Charu Vivek, Liang Jane W, Mannalithara Ajitha, Kwong Allison, Tian Lu, Kim W Ray
medRxiv. 2023 Aug 4:2023.08.02.23293569. doi: 10.1101/2023.08.02.23293569.
Ensemble machine learning (ML) methods can combine many individual models into a single 'super' model using an optimal weighted combination. Here we demonstrate how an underutilized ensemble model, the superlearner, can be used as a benchmark for model performance in clinical risk prediction. We illustrate this by implementing a superlearner to predict liver fibrosis in patients with non-alcoholic fatty liver disease (NAFLD).
We trained a superlearner based on 23 demographic and clinical variables, with the goal of predicting stage 2 or higher liver fibrosis. The superlearner was trained on data from the Non-alcoholic steatohepatitis - clinical research network observational study (NASH-CRN, n=648), and validated using data from participants in a randomized trial for NASH ('FLINT' trial, n=270) and data from examinees with NAFLD who participated in the National Health and Nutrition Examination Survey (NHANES, n=1244). We compared the performance of the superlearner with existing models, including FIB-4, NFS, Forns, APRI, BARD and SAFE.

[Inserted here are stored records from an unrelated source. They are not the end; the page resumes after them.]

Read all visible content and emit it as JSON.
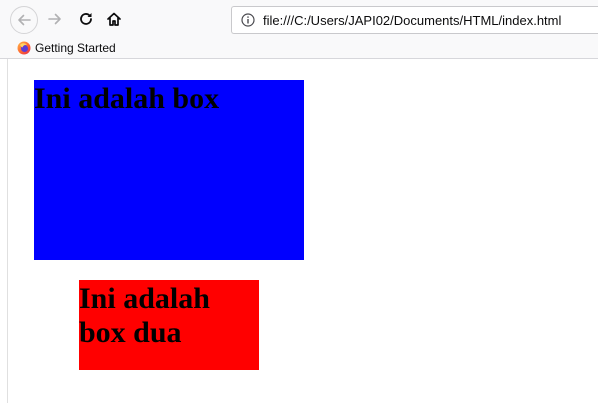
{
  "toolbar": {
    "back_icon": "arrow-left-icon",
    "forward_icon": "arrow-right-icon",
    "reload_icon": "reload-icon",
    "home_icon": "home-icon",
    "url": "file:///C:/Users/JAPI02/Documents/HTML/index.html",
    "info_icon": "info-icon"
  },
  "bookmarks": {
    "items": [
      {
        "label": "Getting Started",
        "icon": "firefox-icon"
      }
    ]
  },
  "page": {
    "box1_text": "Ini adalah box",
    "box1_color": "#0000ff",
    "box2_text": "Ini adalah box dua",
    "box2_color": "#ff0000"
  }
}
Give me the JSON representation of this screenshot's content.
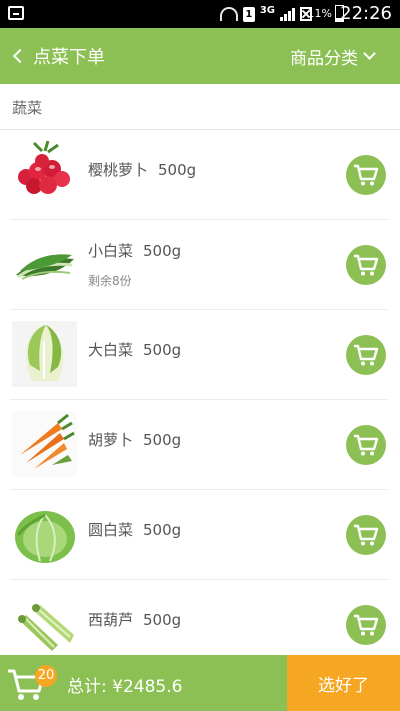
{
  "status": {
    "battery": "11%",
    "time": "22:26",
    "network": "3G",
    "sim": "1"
  },
  "header": {
    "back_label": "点菜下单",
    "category_label": "商品分类"
  },
  "section": {
    "title": "蔬菜"
  },
  "items": [
    {
      "name": "樱桃萝卜",
      "weight": "500g",
      "sub": "",
      "image": "radish"
    },
    {
      "name": "小白菜",
      "weight": "500g",
      "sub": "剩余8份",
      "image": "bok-choy"
    },
    {
      "name": "大白菜",
      "weight": "500g",
      "sub": "",
      "image": "napa-cabbage"
    },
    {
      "name": "胡萝卜",
      "weight": "500g",
      "sub": "",
      "image": "carrot"
    },
    {
      "name": "圆白菜",
      "weight": "500g",
      "sub": "",
      "image": "cabbage"
    },
    {
      "name": "西葫芦",
      "weight": "500g",
      "sub": "",
      "image": "zucchini"
    }
  ],
  "bottom": {
    "cart_count": "20",
    "total": "总计: ¥2485.6",
    "done_label": "选好了"
  },
  "colors": {
    "accent": "#8cc054",
    "action": "#f5a623"
  }
}
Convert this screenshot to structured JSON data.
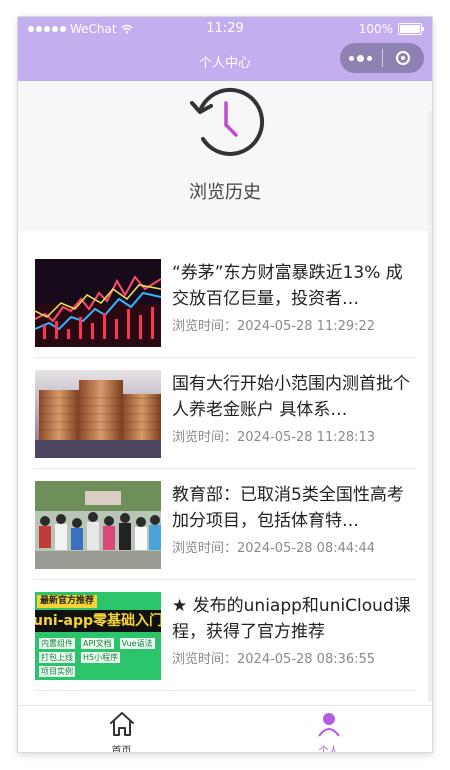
{
  "status_bar": {
    "carrier": "WeChat",
    "time": "11:29",
    "battery": "100%"
  },
  "nav": {
    "title": "个人中心"
  },
  "history": {
    "label": "浏览历史",
    "icon": "history-clock-icon"
  },
  "articles": [
    {
      "title": "“券茅”东方财富暴跌近13% 成交放百亿巨量，投资者…",
      "time": "浏览时间：2024-05-28 11:29:22",
      "thumb": "stock-chart-image"
    },
    {
      "title": "国有大行开始小范围内测首批个人养老金账户 具体系…",
      "time": "浏览时间：2024-05-28 11:28:13",
      "thumb": "coin-stacks-image"
    },
    {
      "title": "教育部：已取消5类全国性高考加分项目，包括体育特…",
      "time": "浏览时间：2024-05-28 08:44:44",
      "thumb": "students-crowd-image"
    },
    {
      "title": "★ 发布的uniapp和uniCloud课程，获得了官方推荐",
      "time": "浏览时间：2024-05-28 08:36:55",
      "thumb": "uniapp-banner-image",
      "banner_badge": "最新官方推荐",
      "banner_title": "uni-app零基础入门",
      "banner_tags": [
        "内置组件",
        "API文档",
        "Vue语法",
        "打包上线",
        "H5小程序",
        "项目实例"
      ]
    }
  ],
  "tabbar": {
    "home": "首页",
    "me": "个人"
  },
  "colors": {
    "accent": "#c3aef0",
    "active_tab": "#b25ce8",
    "clock_hand": "#c04bd8"
  }
}
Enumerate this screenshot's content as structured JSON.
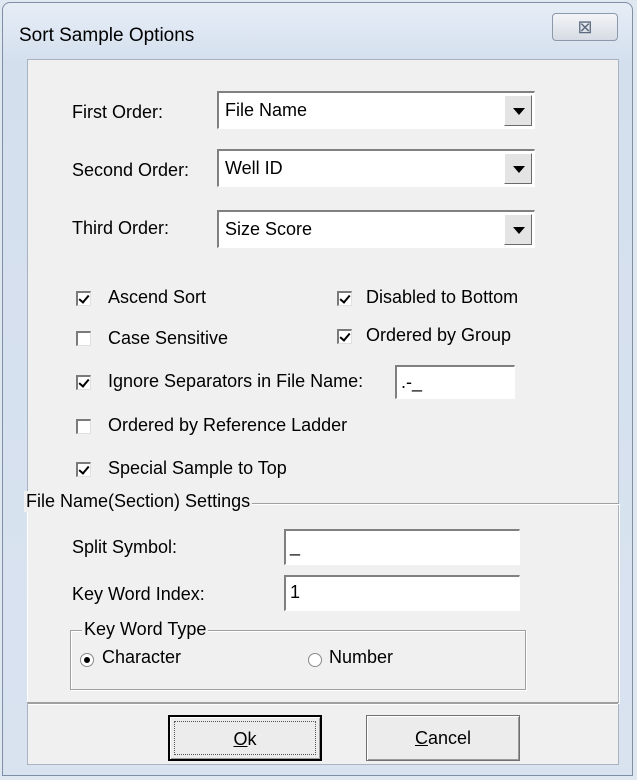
{
  "window": {
    "title": "Sort Sample Options",
    "close_glyph": "⊠"
  },
  "order": {
    "first_label": "First Order:",
    "first_value": "File Name",
    "second_label": "Second Order:",
    "second_value": "Well ID",
    "third_label": "Third Order:",
    "third_value": "Size Score"
  },
  "options": {
    "ascend_sort": {
      "label": "Ascend Sort",
      "checked": true
    },
    "disabled_to_bottom": {
      "label": "Disabled to Bottom",
      "checked": true
    },
    "case_sensitive": {
      "label": "Case Sensitive",
      "checked": false
    },
    "ordered_by_group": {
      "label": "Ordered by Group",
      "checked": true
    },
    "ignore_separators": {
      "label": "Ignore Separators in File Name:",
      "checked": true,
      "value": ".-_"
    },
    "ordered_by_reference_ladder": {
      "label": "Ordered by Reference Ladder",
      "checked": false
    },
    "special_sample_to_top": {
      "label": "Special Sample to Top",
      "checked": true
    }
  },
  "file_name_settings": {
    "title": "File Name(Section) Settings",
    "split_symbol_label": "Split Symbol:",
    "split_symbol_value": "_",
    "key_word_index_label": "Key Word Index:",
    "key_word_index_value": "1",
    "key_word_type": {
      "title": "Key Word Type",
      "character_label": "Character",
      "number_label": "Number",
      "selected": "Character"
    }
  },
  "buttons": {
    "ok_label": "Ok",
    "ok_mnemonic": "O",
    "cancel_label": "Cancel",
    "cancel_mnemonic": "C"
  }
}
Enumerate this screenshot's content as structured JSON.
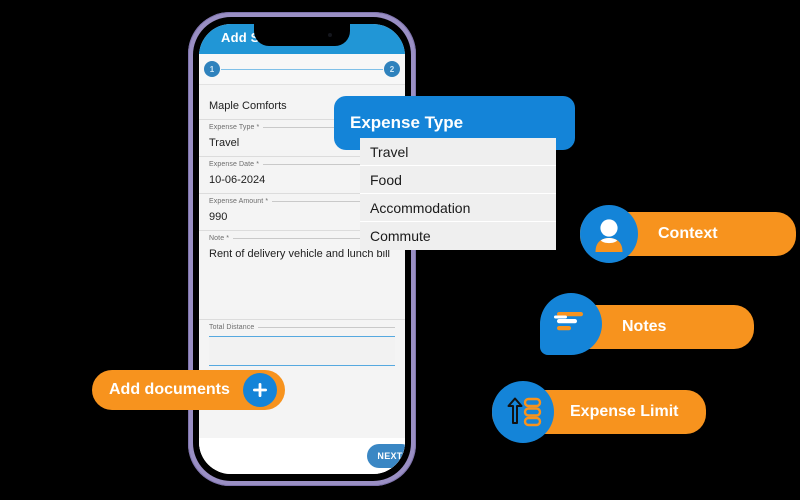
{
  "app": {
    "header_title": "Add SP Expense",
    "stepper": {
      "step1": "1",
      "step2": "2"
    },
    "next_label": "NEXT"
  },
  "form": {
    "fields": [
      {
        "label": "",
        "value": "Maple Comforts"
      },
      {
        "label": "Expense Type *",
        "value": "Travel"
      },
      {
        "label": "Expense Date *",
        "value": "10-06-2024"
      },
      {
        "label": "Expense Amount *",
        "value": "990"
      },
      {
        "label": "Note *",
        "value": "Rent of delivery vehicle and lunch bill"
      }
    ],
    "distance_label": "Total Distance",
    "distance_value": ""
  },
  "dropdown": {
    "title": "Expense Type",
    "options": [
      "Travel",
      "Food",
      "Accommodation",
      "Commute"
    ]
  },
  "badges": {
    "context": {
      "label": "Context",
      "icon": "person-icon"
    },
    "notes": {
      "label": "Notes",
      "icon": "speech-bubble-icon"
    },
    "limit": {
      "label": "Expense Limit",
      "icon": "arrow-up-list-icon"
    },
    "add_documents": {
      "label": "Add documents",
      "icon": "plus-icon"
    }
  },
  "colors": {
    "brand_blue": "#1484d8",
    "appbar_blue": "#2196d6",
    "accent_orange": "#f7931e",
    "frame_purple": "#9a8fc4",
    "background": "#000000"
  }
}
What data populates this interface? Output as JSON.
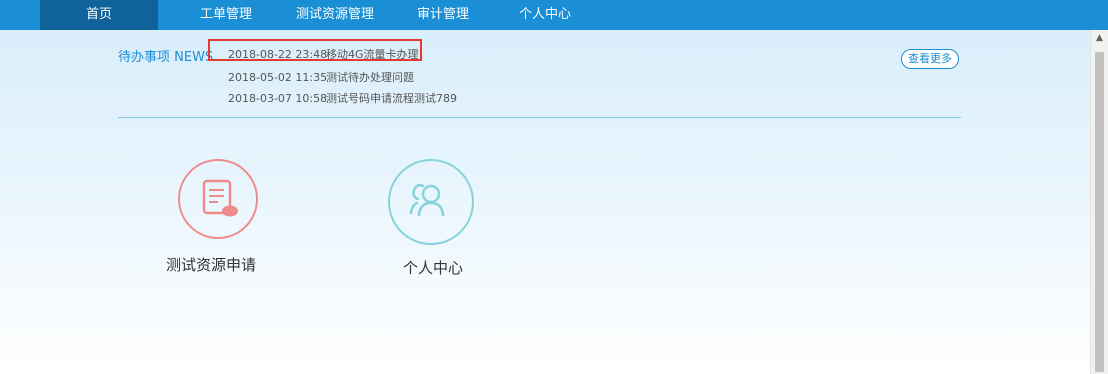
{
  "nav": {
    "items": [
      {
        "label": "首页",
        "active": true
      },
      {
        "label": "工单管理",
        "active": false
      },
      {
        "label": "测试资源管理",
        "active": false
      },
      {
        "label": "审计管理",
        "active": false
      },
      {
        "label": "个人中心",
        "active": false
      }
    ]
  },
  "news": {
    "title": "待办事项 NEWS",
    "items": [
      {
        "date": "2018-08-22 23:48",
        "text": "移动4G流量卡办理"
      },
      {
        "date": "2018-05-02 11:35",
        "text": "测试待办处理问题"
      },
      {
        "date": "2018-03-07 10:58",
        "text": "测试号码申请流程测试789"
      }
    ],
    "more_label": "查看更多"
  },
  "tiles": [
    {
      "label": "测试资源申请",
      "icon": "document-apply-icon",
      "color": "#f08b8b"
    },
    {
      "label": "个人中心",
      "icon": "users-icon",
      "color": "#86d3da"
    }
  ],
  "colors": {
    "nav_bg": "#1a8fd6",
    "nav_active": "#10629a",
    "highlight": "#e53935"
  }
}
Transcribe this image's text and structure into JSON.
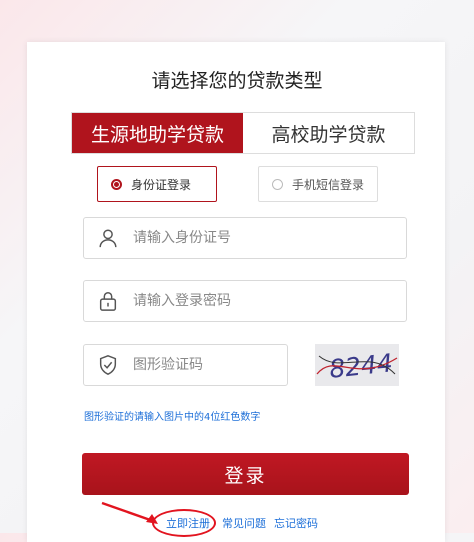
{
  "header": {
    "title": "请选择您的贷款类型"
  },
  "loan_types": [
    {
      "label": "生源地助学贷款"
    },
    {
      "label": "高校助学贷款"
    }
  ],
  "login_methods": [
    {
      "label": "身份证登录"
    },
    {
      "label": "手机短信登录"
    }
  ],
  "form": {
    "id_placeholder": "请输入身份证号",
    "password_placeholder": "请输入登录密码",
    "captcha_placeholder": "图形验证码",
    "captcha_text": "8244",
    "hint": "图形验证的请输入图片中的4位红色数字",
    "login_label": "登录"
  },
  "footer_links": {
    "register": "立即注册",
    "faq": "常见问题",
    "forgot": "忘记密码"
  },
  "colors": {
    "accent": "#b0141d",
    "link": "#1d6fd8"
  }
}
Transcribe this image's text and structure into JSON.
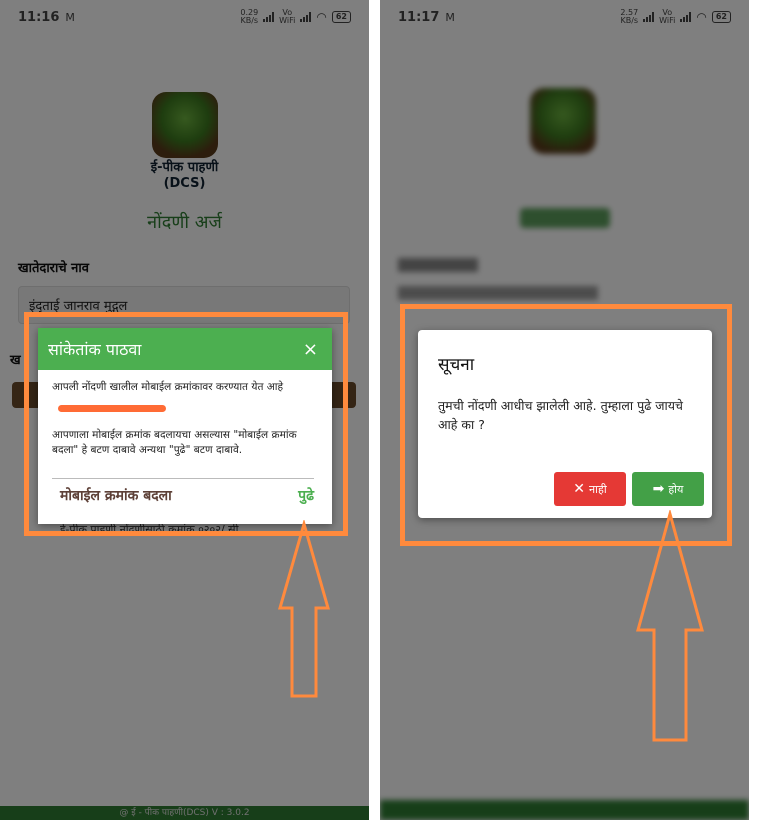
{
  "left_screen": {
    "status": {
      "time": "11:16",
      "mail_icon": "M",
      "speed": "0.29\nKB/s",
      "network": "Vo\nWiFi",
      "battery": "62"
    },
    "app_name_line1": "ई-पीक पाहणी",
    "app_name_line2": "(DCS)",
    "form_title": "नोंदणी अर्ज",
    "field_label": "खातेदाराचे नाव",
    "field_value": "इंद्ताई जानराव मुद्गल",
    "field_label_2": "ख",
    "behind_text": "ई-पीक पाहणी नोंदणीसाठी क्रमांक ०२०२/ सी",
    "footer": "@ ई - पीक पाहणी(DCS) V : 3.0.2",
    "dialog": {
      "title": "सांकेतांक पाठवा",
      "close_icon": "×",
      "message1": "आपली नोंदणी खालील मोबाईल क्रमांकावर करण्यात येत आहे",
      "message2": "आपणाला मोबाईल क्रमांक बदलायचा असल्यास \"मोबाईल क्रमांक बदला\" हे बटण दाबावे अन्यथा \"पुढे\" बटण दाबावे.",
      "change_button": "मोबाईल क्रमांक बदला",
      "next_button": "पुढे"
    }
  },
  "right_screen": {
    "status": {
      "time": "11:17",
      "mail_icon": "M",
      "speed": "2.57\nKB/s",
      "network": "Vo\nWiFi",
      "battery": "62"
    },
    "dialog": {
      "title": "सूचना",
      "message": "तुमची नोंदणी आधीच झालेली आहे. तुम्हाला पुढे जायचे आहे का ?",
      "no_icon": "✕",
      "no_button": "नाही",
      "yes_icon": "➡",
      "yes_button": "होय"
    }
  },
  "colors": {
    "annotation": "#ff8a3d",
    "dialog_header": "#4caf50",
    "no_button": "#e53935",
    "yes_button": "#43a047"
  }
}
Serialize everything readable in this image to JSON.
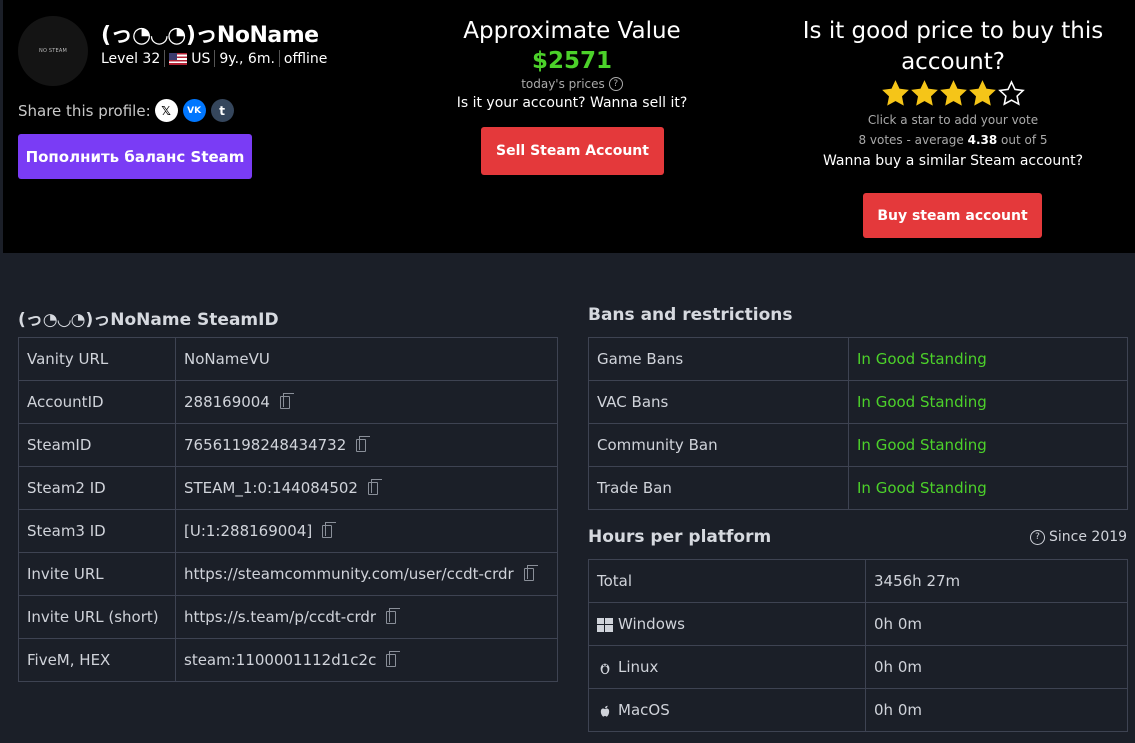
{
  "profile": {
    "avatar_text": "NO STEAM",
    "name": "(っ◔◡◔)っNoName",
    "level": "Level 32",
    "country": "US",
    "account_age": "9y., 6m.",
    "status": "offline",
    "share_label": "Share this profile:",
    "topup_label": "Пополнить баланс Steam"
  },
  "value": {
    "title": "Approximate Value",
    "price": "$2571",
    "todays_prices": "today's prices",
    "sell_question": "Is it your account? Wanna sell it?",
    "sell_button": "Sell Steam Account"
  },
  "rating": {
    "title": "Is it good price to buy this account?",
    "stars_filled": 4,
    "stars_total": 5,
    "hint": "Click a star to add your vote",
    "votes_prefix": "8 votes - average",
    "average": "4.38",
    "votes_suffix": "out of 5",
    "buy_question": "Wanna buy a similar Steam account?",
    "buy_button": "Buy steam account"
  },
  "steamid_section": {
    "title": "(っ◔◡◔)っNoName SteamID",
    "rows": [
      {
        "label": "Vanity URL",
        "value": "NoNameVU",
        "copy": false
      },
      {
        "label": "AccountID",
        "value": "288169004",
        "copy": true
      },
      {
        "label": "SteamID",
        "value": "76561198248434732",
        "copy": true
      },
      {
        "label": "Steam2 ID",
        "value": "STEAM_1:0:144084502",
        "copy": true
      },
      {
        "label": "Steam3 ID",
        "value": "[U:1:288169004]",
        "copy": true
      },
      {
        "label": "Invite URL",
        "value": "https://steamcommunity.com/user/ccdt-crdr",
        "copy": true
      },
      {
        "label": "Invite URL (short)",
        "value": "https://s.team/p/ccdt-crdr",
        "copy": true
      },
      {
        "label": "FiveM, HEX",
        "value": "steam:1100001112d1c2c",
        "copy": true
      }
    ]
  },
  "bans": {
    "title": "Bans and restrictions",
    "rows": [
      {
        "label": "Game Bans",
        "value": "In Good Standing"
      },
      {
        "label": "VAC Bans",
        "value": "In Good Standing"
      },
      {
        "label": "Community Ban",
        "value": "In Good Standing"
      },
      {
        "label": "Trade Ban",
        "value": "In Good Standing"
      }
    ]
  },
  "hours": {
    "title": "Hours per platform",
    "since": "Since 2019",
    "rows": [
      {
        "label": "Total",
        "value": "3456h 27m",
        "icon": ""
      },
      {
        "label": "Windows",
        "value": "0h 0m",
        "icon": "windows-icon"
      },
      {
        "label": "Linux",
        "value": "0h 0m",
        "icon": "linux-icon"
      },
      {
        "label": "MacOS",
        "value": "0h 0m",
        "icon": "apple-icon"
      }
    ]
  },
  "colors": {
    "background": "#1b1f28",
    "header": "#000000",
    "good": "#4cd12a",
    "accent_purple": "#7a3cf5",
    "accent_red": "#e4393b",
    "star": "#f5c518"
  }
}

In the FLINT and NHANES validation sets, the superlearner (derived from 12 base models) discriminates patients with significant fibrosis from those without well, with AUCs of 0.79 (95% CI: 0.73-0.84) and 0.74 (95% CI: 0.68-0.79). Among the existing scores considered, the SAFE score performed similarly to the superlearner, and the superlearner and SAFE scores outperformed FIB-4, APRI, Forns, and BARD scores in the validation datasets. A superlearner model derived from 12 base models performed as well as one derived from 90 base models.
The superlearner, thought of as the "best-in-class" ML prediction, performed better than most existing models commonly used in practice in detecting fibrotic NASH. The superlearner can be used to benchmark the performance of conventional clinical risk prediction models.
集成机器学习(ML)方法可以使用最优加权组合将多个个体模型组合成一个单一的“超级”模型。在此,我们展示了一种未得到充分利用的集成模型——超级学习器,如何能够用作临床风险预测中模型性能的基准。我们通过实施一个超级学习器来预测非酒精性脂肪性肝病(NAFLD)患者的肝纤维化,对此进行说明。
我们基于23个人口统计学和临床变量训练了一个超级学习器,目标是预测2期或更高阶段的肝纤维化。该超级学习器在非酒精性脂肪性肝炎临床研究网络观察性研究(NASH-CRN,n = 648)的数据上进行训练,并使用来自一项NASH随机试验参与者的数据(“FLINT”试验,n = 270)以及参与国家健康与营养检查调查(NHANES,n = 1244)的NAFLD受检者的数据进行验证。我们将超级学习器的性能与现有模型进行了比较,包括FIB-4、NFS、Forns、APRI、BARD和SAFE。
在FLINT和NHANES验证集中,超级学习器(源自12个基础模型)能够很好地区分有显著纤维化的患者和无纤维化的患者,曲线下面积(AUC)分别为0.79(95%置信区间:0.73 - 0.84)和0.74(95%置信区间:0.68 - 0.79)。在所考虑的现有评分中,SAFE评分的表现与超级学习器相似,并且在验证数据集中,超级学习器和SAFE评分优于FIB-4、APRI、Forns和BARD评分。源自12个基础模型的超级学习器模型与源自90个基础模型的模型表现相当。
被视为“同类最佳”ML预测的超级学习器,在检测纤维化NASH方面的表现优于实践中常用的大多数现有模型。超级学习器可用于衡量传统临床风险预测模型的性能。